Australia’s religious leaders have sent messages of support and sympathy to the people of France following the devastating fire at Notre Dame Cathedral yesterday.
Australian Catholic Bishops Conference president and Brisbane Archbishop Mark Coleridge awoke to the news and was soon moved to prayer.In a heartfelt video response to the events, he said: “I first had a sense of disbelief and then horror and that sense of horror has been shared by all kinds of people, not only in Paris, but right around the world, believers and unbelievers.
“Whoever you are, there is some deep chord struck by what has happened at the heart of Paris. Because Notre Dame is not just a sacred space it is a great Church, but it is also a vast storehouse of human memory.
“In a moment like this, prayer rises spontaneously from the heart.”
Watch the video message from Archbishop Coleridge here.
In a sign of solidarity with the Archdiocese of Paris and the Notre Dame community, St Patrick’s Cathedral in Parramatta rang its bells at midday yesterday for one minute in prayer and remembrance.
The Diocese of Parramatta said in a statement said: “As a community that has also suffered the destruction of a cathedral, the Diocese of Parramatta and St Patrick’s Cathedral stand in solidarity with the Archdiocese of Paris and the Notre Dame Paris community.
“Notre Dame Paris is more than its sandstone, gargoyles and stained-glass windows. It is the spiritual home of French Catholicism and indeed a poignant symbol of French culture.”
Read the Diocese of Parramatta’s statement here.

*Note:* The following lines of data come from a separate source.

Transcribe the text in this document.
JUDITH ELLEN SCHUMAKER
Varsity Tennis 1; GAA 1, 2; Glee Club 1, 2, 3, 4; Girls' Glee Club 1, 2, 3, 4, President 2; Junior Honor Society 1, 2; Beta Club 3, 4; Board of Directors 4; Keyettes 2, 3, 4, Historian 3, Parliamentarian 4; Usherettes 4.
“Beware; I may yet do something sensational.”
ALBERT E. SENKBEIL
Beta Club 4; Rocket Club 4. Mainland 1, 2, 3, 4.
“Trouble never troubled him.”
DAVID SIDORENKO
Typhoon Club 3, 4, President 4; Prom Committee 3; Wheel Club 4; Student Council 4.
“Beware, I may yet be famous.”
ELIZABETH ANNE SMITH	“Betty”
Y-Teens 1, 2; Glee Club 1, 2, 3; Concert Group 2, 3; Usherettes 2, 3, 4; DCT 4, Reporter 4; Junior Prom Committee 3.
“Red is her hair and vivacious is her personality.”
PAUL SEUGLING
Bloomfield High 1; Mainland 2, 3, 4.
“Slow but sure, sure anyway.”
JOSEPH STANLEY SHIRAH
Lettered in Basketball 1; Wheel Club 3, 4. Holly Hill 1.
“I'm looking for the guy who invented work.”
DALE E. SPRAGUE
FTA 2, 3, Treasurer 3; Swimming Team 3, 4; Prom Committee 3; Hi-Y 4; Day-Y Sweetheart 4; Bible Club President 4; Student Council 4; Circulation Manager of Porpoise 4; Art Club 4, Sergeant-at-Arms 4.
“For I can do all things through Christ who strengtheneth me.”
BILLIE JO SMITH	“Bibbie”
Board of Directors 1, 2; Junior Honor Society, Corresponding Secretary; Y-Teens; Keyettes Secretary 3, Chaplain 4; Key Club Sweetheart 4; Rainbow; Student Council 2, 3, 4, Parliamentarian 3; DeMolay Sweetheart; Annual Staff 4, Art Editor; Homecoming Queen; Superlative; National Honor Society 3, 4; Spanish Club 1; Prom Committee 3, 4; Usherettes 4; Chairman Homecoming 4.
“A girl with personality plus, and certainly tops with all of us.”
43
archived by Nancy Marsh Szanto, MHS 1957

In his Easter message, Bishop Greg O’Kelly, Bishop of Port Pirie and Apostolic Administrator of Adelaide, said the fire had shocked the world.
“There is symbolism in this grand building which has held in store so much humanity being reduced to ashes. As we look at Good Friday and Easter we can think of the Church and its need to be rebuilt out of the ashes of disillusionment, just as Notre Dame will be rebuilt,” he said.
Wollongong Bishop Brian Mascord said his heart sank when he awoke to the “devastating images” of Notre Dame burning.
“But, what also struck me was that the grief did not extend to just the Catholic community,” he wrote in his Easter message.
“The whole world seemed to be mourning the loss of such an important piece of our history and culture — indeed our humanity. It was like the loss of a beautiful perfumed oil that once anointed the world.”
In a written statement, the Australian Council of Christians and Jews expressed its “deepest sympathies” to the people of France, and Christian believers everywhere, over the “terrible spiritual loss” the nation has sustained through the fire at Notre Dame.
“The loss of the cathedral brings all of us — Christians, Jews and those with no faith tradition at all — to a recognition of the fragility of that which is made by humans in the glory of transcendent being and a transcendent beauty,” the statement said.